Ces pratiques ont conduit les régulateurs à conclure que Google fausse la concurrence, empêchant des alternatives viables d'émerger.
Pour briser ce cercle, les procureurs envisageraient deux actions principales :
- Forcer Google à vendre Chrome, séparant ainsi le navigateur du moteur de recherche. L'objectif serait de permettre une concurrence plus équitable, où les navigateurs pourraient intégrer d'autres moteurs de recherche par défaut sans l’influence de Google.
- Obliger Google à « débundler » Android, c'est-à-dire à lever les conditions qui imposent l’utilisation des services Google sur les appareils Android. Cela donnerait aux fabricants et aux utilisateurs davantage de liberté pour choisir les services qu’ils préfèrent.
Des recommandations qui seront officielles (et publiques) mercredi
Les hauts responsables antitrust du ministère de la Justice ont décidé de demander à un juge d'obliger Google à vendre son navigateur Chrome, ce qui constituerait une mesure de répression historique à l'encontre de l'une des plus grandes entreprises technologiques du monde. Le ministère demandera au juge, qui a statué en août que Google monopolisait illégalement le marché de la recherche, d'exiger des mesures liées à l'intelligence artificielle et à son système d'exploitation pour smartphone Android, selon des personnes familières avec les projets.
Les responsables antitrust, ainsi que les États qui se sont joints à l'affaire, prévoient également de recommander mercredi au juge fédéral Amit Mehta d'imposer des exigences en matière de licences de données, ont déclaré ces personnes, qui ont demandé à ne pas être nommées pour discuter d'un sujet confidentiel.
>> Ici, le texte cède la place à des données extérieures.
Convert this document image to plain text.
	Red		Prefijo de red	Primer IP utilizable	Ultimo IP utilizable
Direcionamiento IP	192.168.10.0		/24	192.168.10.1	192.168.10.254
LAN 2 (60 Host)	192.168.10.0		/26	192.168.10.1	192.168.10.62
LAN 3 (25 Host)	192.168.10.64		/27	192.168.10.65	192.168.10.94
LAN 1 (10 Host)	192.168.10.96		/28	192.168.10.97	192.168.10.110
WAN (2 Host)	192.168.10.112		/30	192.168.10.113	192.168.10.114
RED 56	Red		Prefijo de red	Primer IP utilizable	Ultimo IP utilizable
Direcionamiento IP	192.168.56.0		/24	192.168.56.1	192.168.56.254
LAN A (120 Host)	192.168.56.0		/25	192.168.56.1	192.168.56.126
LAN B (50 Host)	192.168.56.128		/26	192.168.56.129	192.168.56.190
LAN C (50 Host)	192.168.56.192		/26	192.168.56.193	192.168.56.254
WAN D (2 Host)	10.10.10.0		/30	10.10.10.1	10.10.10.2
Si Mehta accepte ces propositions, elles pourraient remodeler le marché de la recherche en ligne et l'industrie florissante de l'intelligence artificielle. L'affaire a été déposée sous la première administration Trump et s'est poursuivie sous la présidence de Joe Biden. Il s'agit de l'effort le plus agressif pour contrôler une entreprise technologique depuis que Washington a tenté en vain de démanteler Microsoft Corp. il y a vingt ans.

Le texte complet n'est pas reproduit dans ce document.